Ambion and Rosetta in microRNA deal

Ambion and Rosetta Genomics have announced a licensing and commercialisaton agreement to advance microRNA research. The results will facilitate microRNA research that hails this as a promising area in the treatment of a range of diseases.

There is a growing body of evidence that microRNAs appear in different concentrations in healthy cells versus diseased cells. Thus, measuring and altering the amount of microRNAs in cells could be a promising tool in diagnosis and therapy for a range of diseases.

Drug discovery stemming from microRNAs is very different from the anything attempted so far. Since microRNAs are natural inhibitors of the production of specific proteins they open up a completely new avenue of therapeutic approach.

Under the terms of the agreement, biopharmaceutical company, Rosetta Genomics, will provide Ambion access to proprietary microRNA (miRNA) sequences discovered and owned by Rosetta Genomics.

The agreement enables Ambion to adapt its microRNA platforms to detect, quantify, and characterise Rosetta Genomics' proprietary microRNA sequences.

"Identifying and understanding the role of microRNAs in human health represents a new frontier in research making it possible to examine the roles of microRNAs in neural development, immune response, viral infection, and oncogenesis," said Matt Winkler, chief executive officer of Ambion.

MicroRNA molecules are a recently discovered class of small RNA molecules that are critical in the development and life cycles of humans, animals, and plants. MicroRNAs are major regulators of global gene expression and likely play significant roles in the manifestation of many disease states.

Recent evidence indicates that microRNAs play a critical role in the development of cancer and certain viral infections.

Indeed, drug development as a result of microRNAs is different from current approaches, as well as from the siRNA and antisense approach.

Contemporary drugs are designed to target proteins of our body. However, their non-discriminate nature means drugs are non-specific in many cases. This is one reason why many drugs have unwanted side effects.

It has been estimated that 95 per cent of all drugs are designed to decrease target protein levels and there are virtually no drugs available to increase levels of beneficial proteins, which are missing in a disease state.

The RNA interference (RNAi) and antisense approach target the protein machinery by destroying the mRNA and not by targeting the protein itself. However, they still are inhibitors of protein production and cause a reduction in the amount of bad proteins.

Their specificity and the ability to focus on difficult target proteins are their main advantage in drug development.

It's not all good news. The RNAi/antisense approach is further limited, as they still offer no breakthrough for increasing levels of "good" proteins.

However, the theory is that by inhibiting specific microRNAs a drug can cause an increase in the expression of beneficial proteins that will restore normality to disease cells, a possibility virtually non-existent in any other drug discovery avenue.
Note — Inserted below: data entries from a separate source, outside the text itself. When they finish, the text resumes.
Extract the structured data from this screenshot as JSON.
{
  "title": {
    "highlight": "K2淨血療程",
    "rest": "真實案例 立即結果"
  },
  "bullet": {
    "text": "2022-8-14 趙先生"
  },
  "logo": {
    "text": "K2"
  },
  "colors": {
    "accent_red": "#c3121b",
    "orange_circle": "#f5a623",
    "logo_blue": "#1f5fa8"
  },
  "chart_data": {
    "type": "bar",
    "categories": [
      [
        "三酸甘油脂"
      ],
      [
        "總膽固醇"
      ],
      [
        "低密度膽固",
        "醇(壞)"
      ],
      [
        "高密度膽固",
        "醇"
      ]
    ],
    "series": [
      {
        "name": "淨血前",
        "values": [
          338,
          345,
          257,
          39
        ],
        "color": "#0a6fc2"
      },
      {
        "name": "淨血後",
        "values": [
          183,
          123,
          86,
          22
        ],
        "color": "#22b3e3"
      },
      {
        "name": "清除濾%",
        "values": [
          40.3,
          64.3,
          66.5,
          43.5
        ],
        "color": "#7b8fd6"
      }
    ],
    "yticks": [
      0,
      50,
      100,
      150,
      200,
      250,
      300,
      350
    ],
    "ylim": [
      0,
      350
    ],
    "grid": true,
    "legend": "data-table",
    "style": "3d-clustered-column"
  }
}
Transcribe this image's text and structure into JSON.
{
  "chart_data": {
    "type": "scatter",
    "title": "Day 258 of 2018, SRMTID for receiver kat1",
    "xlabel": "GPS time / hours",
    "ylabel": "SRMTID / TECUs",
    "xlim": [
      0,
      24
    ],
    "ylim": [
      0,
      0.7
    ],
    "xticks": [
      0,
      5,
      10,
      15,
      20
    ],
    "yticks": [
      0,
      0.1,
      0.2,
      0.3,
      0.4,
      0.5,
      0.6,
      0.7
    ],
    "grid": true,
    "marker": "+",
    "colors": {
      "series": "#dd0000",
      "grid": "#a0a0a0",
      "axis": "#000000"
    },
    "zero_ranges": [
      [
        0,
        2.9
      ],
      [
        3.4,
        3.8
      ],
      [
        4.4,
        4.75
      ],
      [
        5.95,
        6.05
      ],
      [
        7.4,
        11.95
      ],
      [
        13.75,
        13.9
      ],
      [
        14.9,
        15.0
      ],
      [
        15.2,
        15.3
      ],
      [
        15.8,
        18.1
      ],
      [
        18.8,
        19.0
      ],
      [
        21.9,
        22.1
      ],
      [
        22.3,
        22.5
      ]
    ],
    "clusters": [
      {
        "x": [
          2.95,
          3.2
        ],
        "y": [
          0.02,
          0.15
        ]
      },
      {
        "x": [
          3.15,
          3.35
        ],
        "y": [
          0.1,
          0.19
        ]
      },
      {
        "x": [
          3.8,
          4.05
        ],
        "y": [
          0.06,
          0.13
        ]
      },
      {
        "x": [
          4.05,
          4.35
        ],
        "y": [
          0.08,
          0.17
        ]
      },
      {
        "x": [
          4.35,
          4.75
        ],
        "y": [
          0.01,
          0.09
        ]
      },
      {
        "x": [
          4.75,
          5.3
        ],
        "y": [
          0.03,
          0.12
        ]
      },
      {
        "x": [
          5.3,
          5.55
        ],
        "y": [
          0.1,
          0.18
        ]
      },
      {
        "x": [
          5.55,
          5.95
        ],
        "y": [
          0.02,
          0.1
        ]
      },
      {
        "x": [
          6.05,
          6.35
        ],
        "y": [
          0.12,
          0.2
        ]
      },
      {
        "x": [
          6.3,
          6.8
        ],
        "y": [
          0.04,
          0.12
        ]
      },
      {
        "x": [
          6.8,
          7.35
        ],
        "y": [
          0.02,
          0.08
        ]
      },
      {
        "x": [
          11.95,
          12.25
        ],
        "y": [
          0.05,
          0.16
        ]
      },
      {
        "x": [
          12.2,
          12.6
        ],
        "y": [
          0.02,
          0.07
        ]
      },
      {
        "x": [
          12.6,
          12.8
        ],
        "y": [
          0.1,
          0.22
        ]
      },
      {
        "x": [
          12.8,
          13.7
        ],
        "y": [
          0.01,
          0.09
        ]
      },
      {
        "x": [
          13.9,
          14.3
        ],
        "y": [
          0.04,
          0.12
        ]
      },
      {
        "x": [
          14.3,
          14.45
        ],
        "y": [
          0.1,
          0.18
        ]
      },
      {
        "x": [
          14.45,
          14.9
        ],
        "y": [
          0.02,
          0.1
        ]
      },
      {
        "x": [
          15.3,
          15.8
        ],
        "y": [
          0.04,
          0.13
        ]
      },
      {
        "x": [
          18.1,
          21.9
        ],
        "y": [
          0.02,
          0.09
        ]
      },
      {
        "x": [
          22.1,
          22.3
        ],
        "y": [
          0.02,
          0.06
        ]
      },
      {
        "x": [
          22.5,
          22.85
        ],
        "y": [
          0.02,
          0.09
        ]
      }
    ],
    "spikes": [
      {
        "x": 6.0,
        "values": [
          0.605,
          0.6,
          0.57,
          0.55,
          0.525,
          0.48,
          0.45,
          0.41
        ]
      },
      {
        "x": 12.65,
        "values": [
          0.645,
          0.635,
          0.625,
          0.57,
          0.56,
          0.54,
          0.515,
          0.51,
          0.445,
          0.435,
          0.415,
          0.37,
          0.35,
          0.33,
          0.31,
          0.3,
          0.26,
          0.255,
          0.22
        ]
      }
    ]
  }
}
Moreover, they also hold strong benefits for drugs aimed at increasing protein levels. They have evolved to become the ideal inhibitors of the activity of their target mRNAs.

Many microRNAs are believed to regulate groups of mRNAs. Such a regulation may be advantageous since the use of one microRNA as a drug will result in the inhibition of a group of mRNAs, providing a novel approach to disease treatment. In contrast, RNAi approaches target a single mRNA.

Since RNAi are not natural inhibitors, but rather synthetic molecules, and since they work though a different inhibition mechanism, they do not have the ability to inhibit a group of diverse genes that participate together in causing disease phenotypes.